The Rangers are averaging 37 points per game on the season, but under 10 percent of those points have come on passing touchdowns. Starting quarterback Jalen Nutt has completed 54.9 percent of his throws for 367 yards passing and a touchdown. His backups have combined for two more scores.

“I don’t think anybody’s comfortable with shootouts,” Hill said. “I don’t really think that’s our style, the 50 to 49 game. As far as throwing the ball, we’ve had our ups and downs. Last week was an up. Part of that’s been receivers, part of that’s been the success of the running game. And part of that’s been [the] circumstances of the games … To me, balance is not, ‘how many times are you running?’ Or, ‘how many times are you throwing it?’ It’s more about, do they have to defend all elements of your game? And do they have to worry about every element, every snap? And if that’s the case, really the 60, 40, 50, 50, 70, 30 [points], whatever it ends up being, really doesn’t make any difference. Our receivers have begun to make plays [and] our throwing game has improved. 

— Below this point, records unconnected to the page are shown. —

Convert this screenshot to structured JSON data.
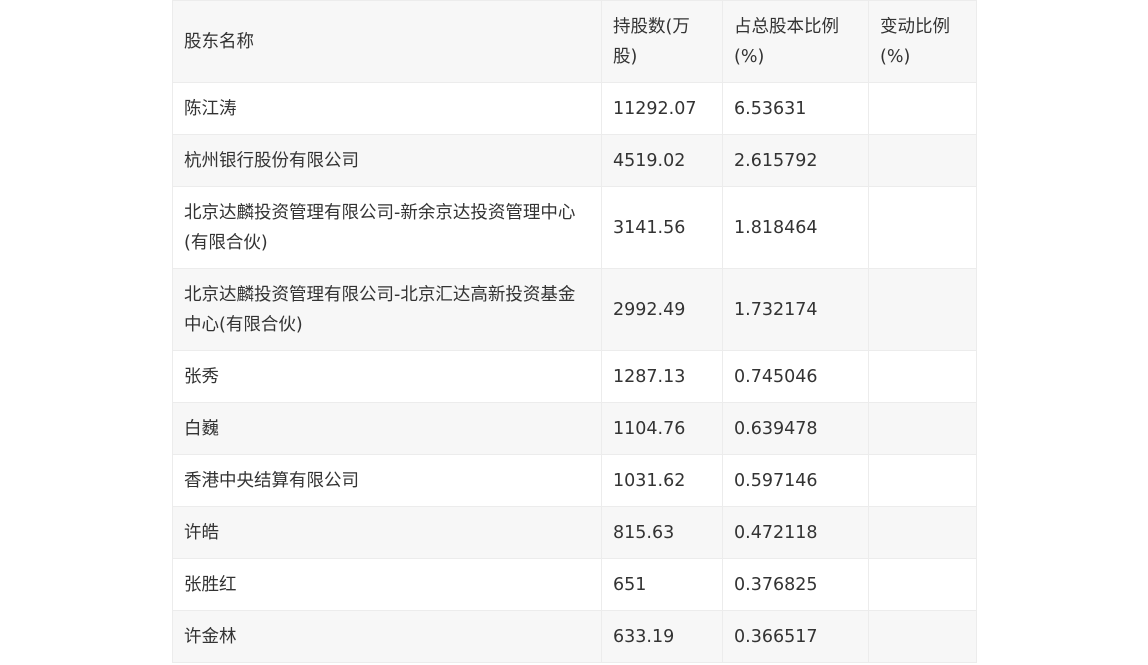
{
  "table": {
    "headers": [
      "股东名称",
      "持股数(万股)",
      "占总股本比例(%)",
      "变动比例(%)"
    ],
    "rows": [
      {
        "name": "陈江涛",
        "shares": "11292.07",
        "ratio": "6.53631",
        "change": ""
      },
      {
        "name": "杭州银行股份有限公司",
        "shares": "4519.02",
        "ratio": "2.615792",
        "change": ""
      },
      {
        "name": "北京达麟投资管理有限公司-新余京达投资管理中心(有限合伙)",
        "shares": "3141.56",
        "ratio": "1.818464",
        "change": ""
      },
      {
        "name": "北京达麟投资管理有限公司-北京汇达高新投资基金中心(有限合伙)",
        "shares": "2992.49",
        "ratio": "1.732174",
        "change": ""
      },
      {
        "name": "张秀",
        "shares": "1287.13",
        "ratio": "0.745046",
        "change": ""
      },
      {
        "name": "白巍",
        "shares": "1104.76",
        "ratio": "0.639478",
        "change": ""
      },
      {
        "name": "香港中央结算有限公司",
        "shares": "1031.62",
        "ratio": "0.597146",
        "change": ""
      },
      {
        "name": "许皓",
        "shares": "815.63",
        "ratio": "0.472118",
        "change": ""
      },
      {
        "name": "张胜红",
        "shares": "651",
        "ratio": "0.376825",
        "change": ""
      },
      {
        "name": "许金林",
        "shares": "633.19",
        "ratio": "0.366517",
        "change": ""
      }
    ]
  }
}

“I don’t know that we’re destined to be a 2000 yard throwing team. I don’t know that we really want to be, given the strength [of] our offensive line and the running game. You play to your strengths. But our goal is to score enough to win, and whether that’s [the] kicking game scoring, defense scoring, offense scoring, doesn’t matter to us. But … we’ll have to throw the ball some successfully [Thursday] to win it. Ain’t no doubt.”

Running back Gabe Hoskins (302 yards rushing, 5 touchdowns) will be a game-time decision with a high ankle sprain. And the offensive line will be starting its sixth different configuration in as many games. But wide receiver Will Strachan’s return may offset some of the damage.

Strachan, a former quarterback, missed the first four games of the season after a freak wrist injury cost him a large chunk of time. But he made his return last Thursday, catching three balls for 38 yards – including this play down the field:

The longer he’s back, the better he’ll get.

“We knew he’d be a good player,” Hill said. “So disheartening when that happened … His name is Will, but the thing that has impressed me was his iron will.

“I think he just made up his mind, ‘I’m not going to be [out for] 12 weeks.’ I don’t think any of us guessed that it would only be seven, but he kind of Willed his bone to heal. And he got cleared the day before [the game] and jumped in there and made a couple of nice catches, [including] one one big one down the field … Going into the season, we felt like he’d be one of our top guys, and not having him for four or five ball games was tough.”

Hill called Strachan’s return a “shot in the arm” for a team that has been decimated by injuries. At one point, three key receivers – Strachan, Garrett Brooks and Kyler Clarke – were all out. Brooks and Clarke are still unavailable, but the offense has fought through and performed admirably. But they’ve had to move guys around to find the matchups they need. This week, the team “dusted off” linebacker Darlington Frasch at running back, warming him back up to his old position in case Hoskins is ruled out. 

“It’s hard to say [which team the matchups are in favor of],” Hill said. “They have shown the ability to throw the ball and throw the ball up field, as well as frustrate you with nickel and dime stuff. And we really haven’t played a team that’s been great at that … So I think that’ll be the big key: how do we match up there? And then, I think sometimes when teams throw the ball, you forget about the running game, that’s really been the key to their success, being balanced. [So], can we stop that enough to where they shut that off and just become one-dimensional? And so, I think that’s the challenge.”

That challenge will begin at 7 p.m. Thursday at Ranger Stadium. The game will be streamed live on Rangers Network.